Using data analysis to improve research, patient care and clinical outcomes
A tremendous amount of electronic data is available to improve children's health care and influence lifetime health. The Johns Hopkins All Children’s Health Sciences Research Informatics brings innovation in using electronic health data to provide high quality care—from achieving the best outcomes to ensuring the highest level of patient safety and lowering the cost of care.
Health Sciences Research Informatics provides the tools and knowledge to use data more effectively institution-wide in real-time clinical decision-making, pediatric research and other operational decisions that can enhance patient care. Experts in research methods, database design and integration, epidemiology, biostatistics and predictive analytics provide meaningful data and analysis that improve care and increase understanding of pediatric illnesses.
Multidisciplinary collaboration is integral to the efforts of Health Sciences Research Informatics. Our team works closely with researchers and clinicians to use data-driven information to better understand the underlying causes and mechanisms of diseases, as well as to predict or determine effective treatments in specific patient populations—the essence of precision medicine.
The work of the Health Sciences Research Informatics team enhances patient care in real-time—from something as simple as creating an alert to remind the medical team to redose a child with antibiotics during a 12-hour surgery or as complex as shaping guidelines that eliminate costly blood typing and matching for patients who don’t need it.
The Health Sciences Research Informatics team also works closely with Decision Support (Finance Division) and Information Technology leadership to continually develop the enterprise Data Warehouse and initiatives that enhance value-based care.
Epidemiology and Biostatistics
The epidemiology and biostatistics teams within Johns Hopkins All Children's Health Sciences Research Informatics provides collaboration and consultation services on study design and data analysis to the hospital's investigators and their collaborators.
We assist investigators at each stage of a study’s lifecycle, including refining the research question, study design, mid-study evaluation and the analysis, interpretation and reporting of results. Services are matched to the needs of each investigator and duration, from long-term collaboration to routine service support to enhance the research efforts of investigators.
Biostatistics services are also available for quality improvement and operational needs and projects. The biostatistics team provides analytic services for all areas across the organization.
Database Design and Data Management
The Database Design and Data Management team provides collaboration and consultation services on database design and data management to assist investigators and stakeholders at Johns Hopkins All Children’s Hospital and their collaborators.
The primary objective of the Database Design and Data Management team is to assist in the design of data collection tools, design and build of database architecture, query and report design and execution, and ongoing data management assistance throughout the life of a research study, operational endeavor or quality improvement initiative.
The Database Design and Data Management team provides support for the use of electronic survey tools such as Qualtrics and also serves as the administrators for the use of REDCap at Johns Hopkins All Children's.
Specific types of support include, but are not limited to:
- Database design: Creation of the database and corresponding web-based case report forms (CRFs) according to the Institutional Review Board (IRB)-approved or other protocol specifications regarding confidentiality and protected health information, with appropriate enforcement of data security through the implementation of user-based accounts and permissions.

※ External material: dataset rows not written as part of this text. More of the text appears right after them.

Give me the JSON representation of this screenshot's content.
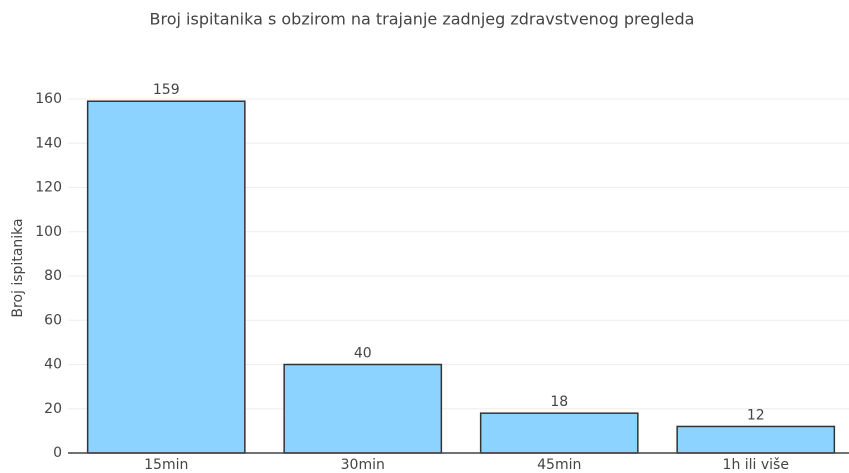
{
  "chart_data": {
    "type": "bar",
    "title": "Broj ispitanika s obzirom na trajanje zadnjeg zdravstvenog pregleda",
    "y_label": "Broj ispitanika",
    "categories": [
      "15min",
      "30min",
      "45min",
      "1h ili više"
    ],
    "values": [
      159,
      40,
      18,
      12
    ],
    "color": "#8dd3ff",
    "ylim": [
      0,
      160
    ],
    "yticks": [
      0,
      20,
      40,
      60,
      80,
      100,
      120,
      140,
      160
    ],
    "grid": true
  }
}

- Survey design: Electronic platforms for survey distribution and deployment, as well as assistance with survey design to reduce response bias and ensure valid results.
- Database management: Electronic storage, governance, and oversight for databases that are required for research or quality improvement studies.

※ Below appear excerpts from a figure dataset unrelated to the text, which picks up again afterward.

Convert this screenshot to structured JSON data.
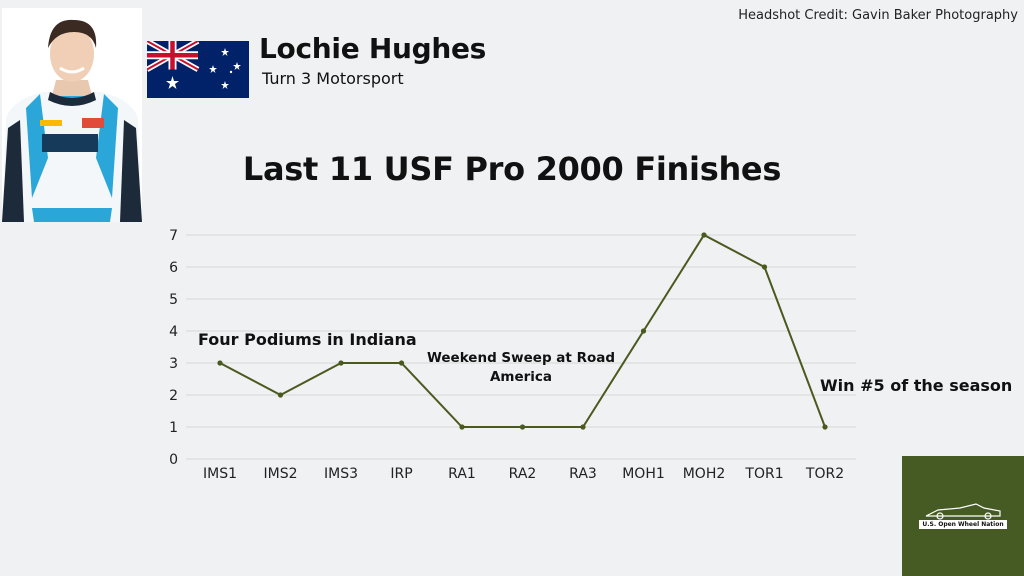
{
  "header": {
    "credit": "Headshot Credit: Gavin Baker Photography",
    "driver_name": "Lochie Hughes",
    "team_name": "Turn 3 Motorsport",
    "flag_icon": "australia-flag-icon",
    "headshot_icon": "driver-headshot-icon"
  },
  "colors": {
    "line": "#4a5a1f",
    "grid": "#d6d6d6",
    "logo_bg": "#465a23",
    "background": "#f0f1f3"
  },
  "annotations": {
    "indiana": "Four Podiums in Indiana",
    "road_america": "Weekend Sweep at Road America",
    "win": "Win #5 of the season"
  },
  "logo": {
    "text": "U.S. Open Wheel Nation",
    "icon": "race-car-icon"
  },
  "chart_data": {
    "type": "line",
    "title": "Last 11 USF Pro 2000 Finishes",
    "categories": [
      "IMS1",
      "IMS2",
      "IMS3",
      "IRP",
      "RA1",
      "RA2",
      "RA3",
      "MOH1",
      "MOH2",
      "TOR1",
      "TOR2"
    ],
    "values": [
      3,
      2,
      3,
      3,
      1,
      1,
      1,
      4,
      7,
      6,
      1
    ],
    "yticks": [
      "0",
      "1",
      "2",
      "3",
      "4",
      "5",
      "6",
      "7"
    ],
    "ylim": [
      0,
      7
    ],
    "grid": true,
    "legend": "none"
  }
}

- REDCap design and implementation: The primary electronic data capture platform supported by the team is REDCap, a secure web application designed by Vanderbilt University specifically for data capture of research studies and operational or quality improvement endeavors. Qualtrics is also supported for direct electronic surveying, where needed.

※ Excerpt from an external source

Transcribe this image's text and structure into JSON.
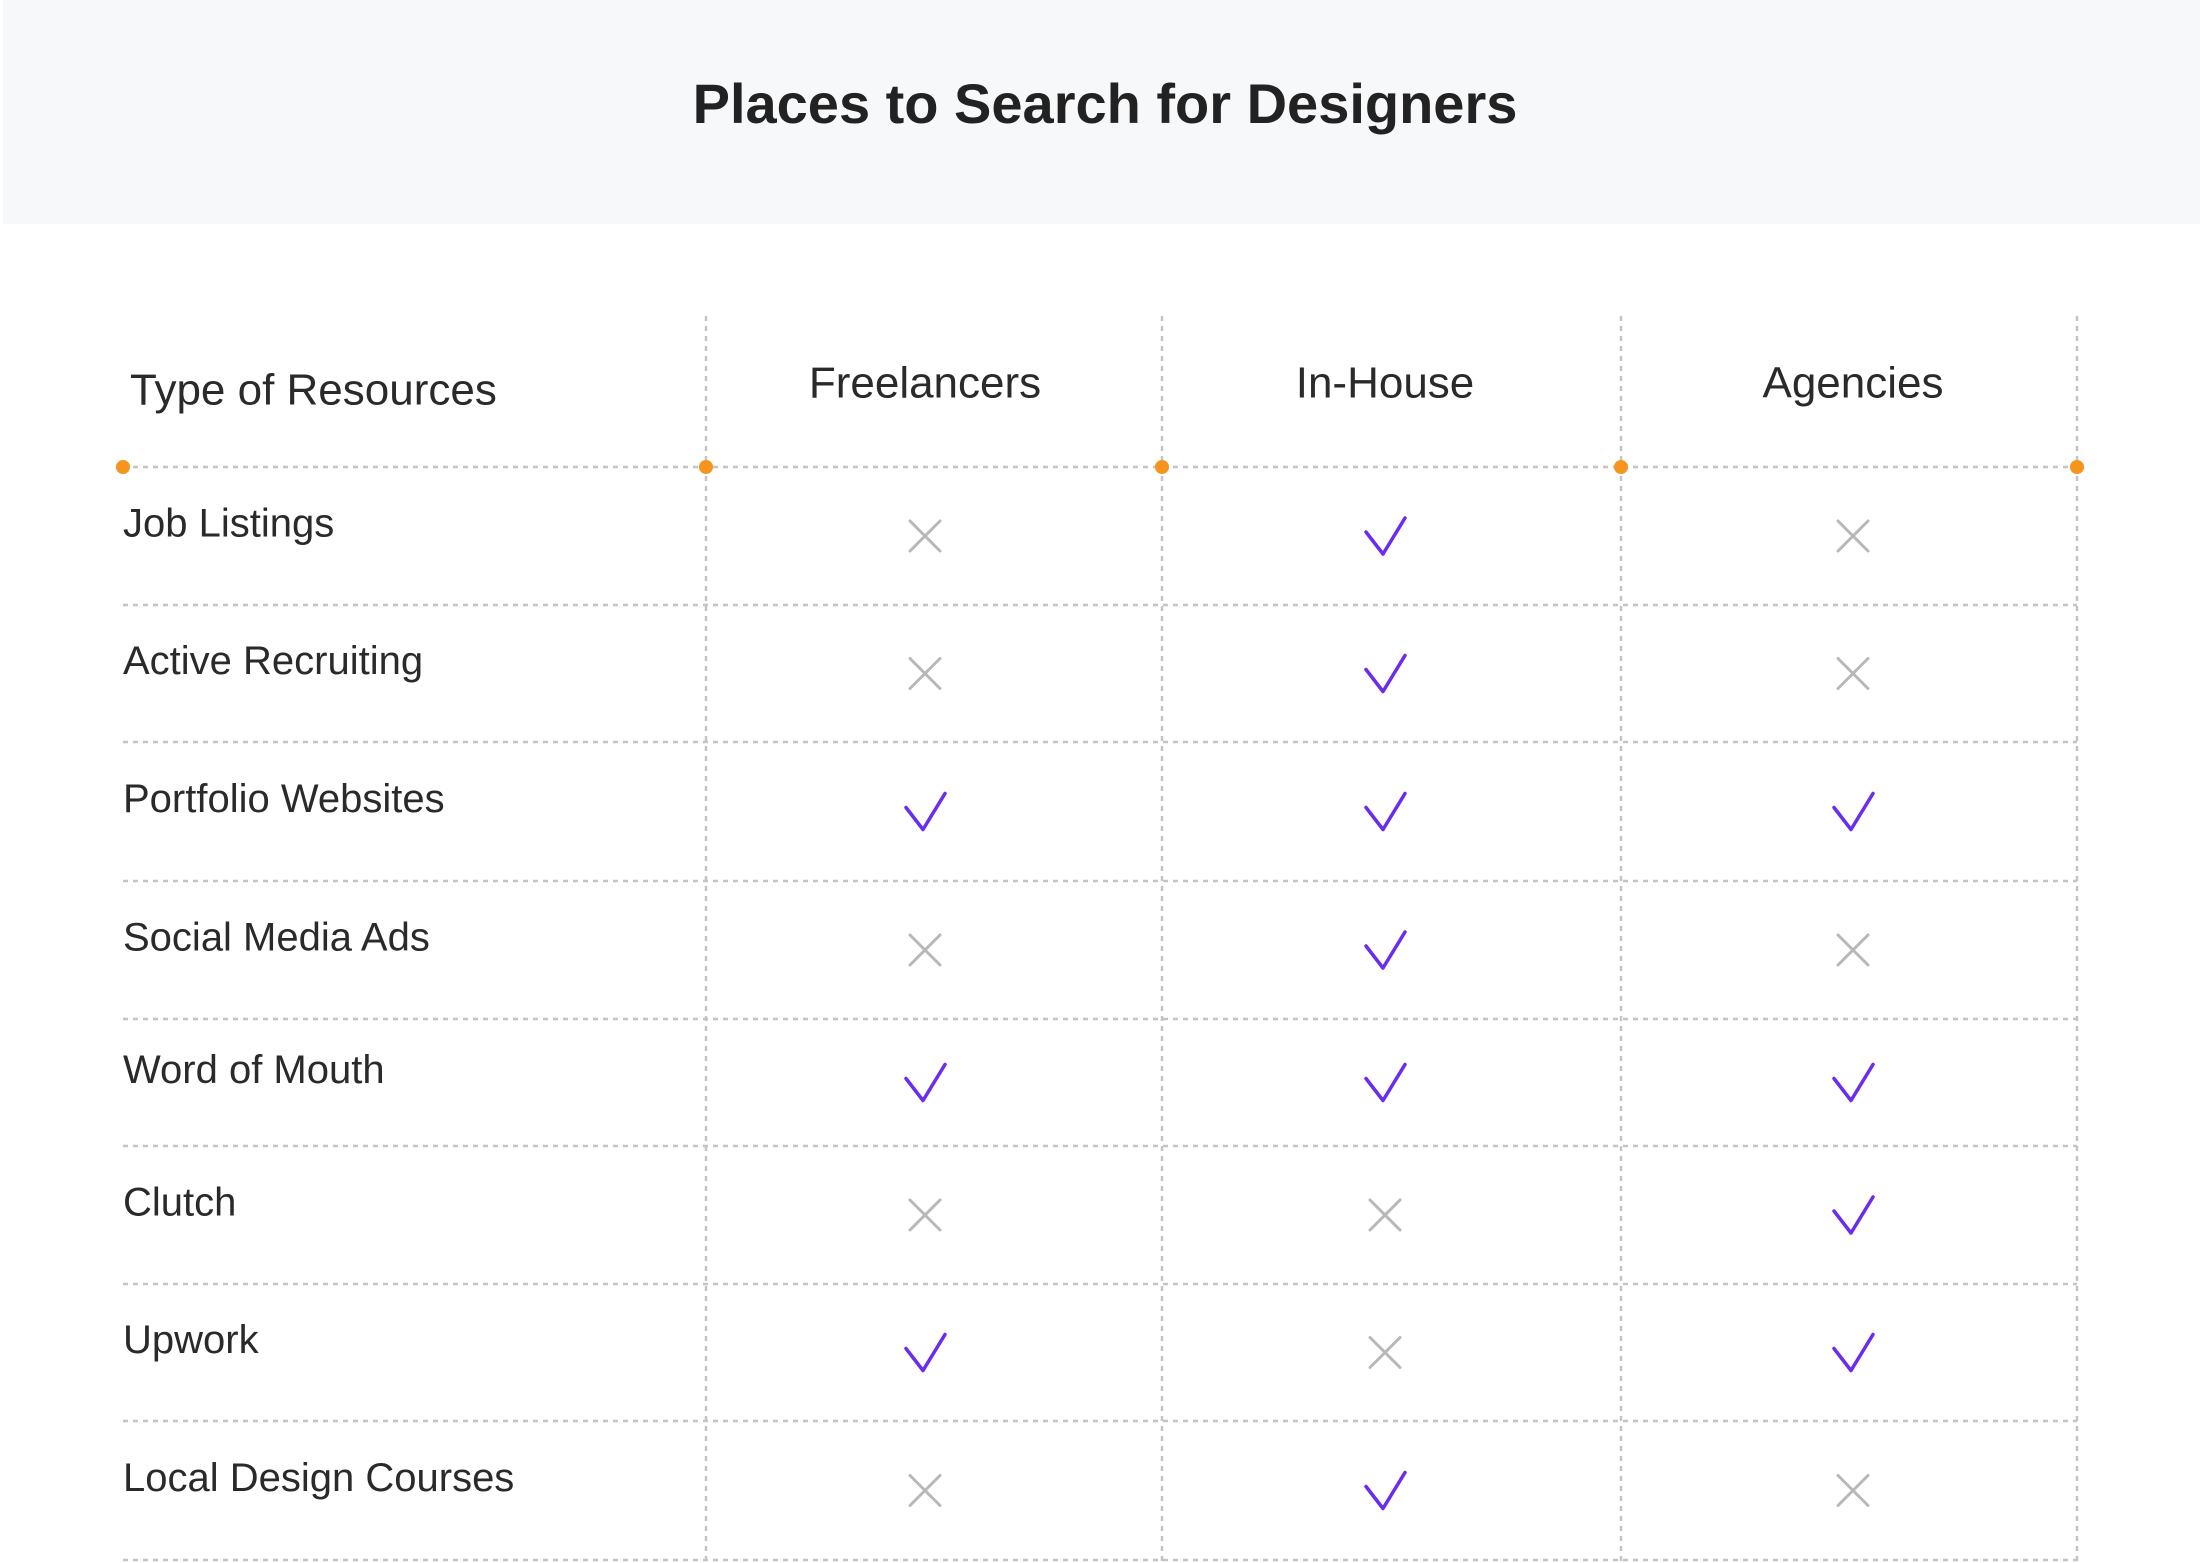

- User support and training: User training at the outset of the study and support on a continuing basis, as needed.
Clinical Data Warehouse Extracts
A team of Analytic Specialists within the Health Informatics Core provide expertise on sourcing, extracting and formatting clinical data from the Johns Hopkins All Children's Data Warehouse and other clinically-focused data repositories. The team gathers, consolidates, and analyzes data for use in clinically-oriented research, quality improvement projects and operational processes.
Information housed in the Data Warehouse also supports Johns Hopkins All Children’s population health initiatives to improve the health of all children, through the analysis of data related to the influence of genes, environment and treatment options for common child health problems like prematurity, asthma and obesity.
The Data Warehouse team adheres to strict quality control and privacy and security standards to maintain the validity of all member-related data.
The predictive analytics team is focused on advancing the use of artificial intelligence and machine learning at Johns Hopkins All Children’s. We collaborate with all groups across the hospital, with the overall goal of improving quality and safety, increasing patient satisfaction and reducing cost.
We also develop visual analytic solutions by leveraging data from a wide variety of medical, biomedical, and public health repositories. Our team includes experts in machine learning modeling, computational physiology, hyperparameter optimization, model deployment, model testing and validation against blind datasets.